Et j’ai envie de le saisir, j’ai envie de le bousculer, j’ai envie de lui tenir la tête entre mes pattes pour qu’enfin, il daigne m’accorder un regard. Les larmes se sont formés sur les extrémités des mes yeux et mon prochain mouvement les fera sillonner mes joues.
“Je n’ai rien à te dire. ”Et c’est presque un soulagement, sa voix, ses mots. Ils n’ont pas besoin d’être positifs ; je ne le leur demande pas, je sais ce qui se joue, là. Mais ces quelques mots, sans même pouvoir être sûr qu’ils me sont destinés vu la minutie qu’applique Tyran des Ombres à éviter toute interaction, sont comme de l’or. Une si infime flamme dans l’obscurité qui s’est trop longtemps installée.
“J’aurais préféré que tu ne me trouves pas.” Les montagnes russes. Quelques secondes d’espoir et les barrages cèdent, les larmes coulent, de chaque côté, parallèles, si bien rangées alors qu’à l’intérieur, c’est le chaos. C’est si douloureux. Et l’âge, l’expérience n’aident en rien : j’ai toujours aussi mal. J’ai si mal. Est-ce que j’aurais finalement préféré qu’il ne me dise rien ? Peut-être. Oui. Si, en fait. Tout, sauf ça. Dans la panoplie de scénarios que j’avais pu m’imaginer, celui-ci n’entrait même pas dans la liste.
Je ne le connais pas. J’ai l’impression, à chaque fois, qu’il y a tout de même quelques ressemblances : je me trompe grandement. Je ne connais pas mon fils. Je ne connais pas Tyran des Ombres. Et j’ai si mal. Autant que lorsque j’ai appris la mort de Nuage du Jade ? Non. C’est différent. Ça n’a rien à voir et je ne trouve même pas les mots pour l’expliquer. Le guerrier qui se tient devant moi m’est totalement inconnu.

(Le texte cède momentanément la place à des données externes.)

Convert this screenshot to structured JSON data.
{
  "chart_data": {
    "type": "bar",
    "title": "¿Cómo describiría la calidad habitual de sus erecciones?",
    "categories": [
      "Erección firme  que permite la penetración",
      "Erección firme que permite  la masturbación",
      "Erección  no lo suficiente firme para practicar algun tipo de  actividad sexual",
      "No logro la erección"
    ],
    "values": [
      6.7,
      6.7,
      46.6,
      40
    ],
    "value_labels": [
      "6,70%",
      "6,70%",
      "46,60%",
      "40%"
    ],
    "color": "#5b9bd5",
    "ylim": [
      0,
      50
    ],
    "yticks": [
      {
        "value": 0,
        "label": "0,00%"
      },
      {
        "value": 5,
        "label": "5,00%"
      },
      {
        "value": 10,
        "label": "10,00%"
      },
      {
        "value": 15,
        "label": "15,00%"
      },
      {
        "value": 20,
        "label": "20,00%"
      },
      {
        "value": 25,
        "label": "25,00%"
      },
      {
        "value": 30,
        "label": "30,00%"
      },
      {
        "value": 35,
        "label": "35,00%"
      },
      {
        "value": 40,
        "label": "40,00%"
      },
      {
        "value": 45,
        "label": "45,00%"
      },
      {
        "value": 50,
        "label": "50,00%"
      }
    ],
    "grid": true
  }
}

Et je ne veux pas. Il n’a pas le droit. Adulte ou pas, guerrier ou pas, indépendant ou pas ; il fait ce qui lui plaît, mais il ne mourra pas. C’est interdit. Je lui en interdis. Mes sourcils froncent, étirent mes yeux, font couler les larmes toujours un peu plus. C’est de la rage que je ressens, mais elle n’est pas orientée vers mon fils : elle me revient à moi.
“Tu ne partiras pas avant moi, que tu le veuilles ou non.” Et c’est presque une menace, en fait. Ce n’est pas ce qu’un père ferait. C’est la peur qui m’y pousse – encore une excuse. C’est la peur qui me fait parler, sous l’impulsivité de mes mots, de mes émotions. Est-ce la première fois que je pleure devant lui ? Qu’est-ce que ça signifie, en fait ? Ça n’a même plus d’importance. Ça n’a plus assez d’importance face à notre relation – inexistante.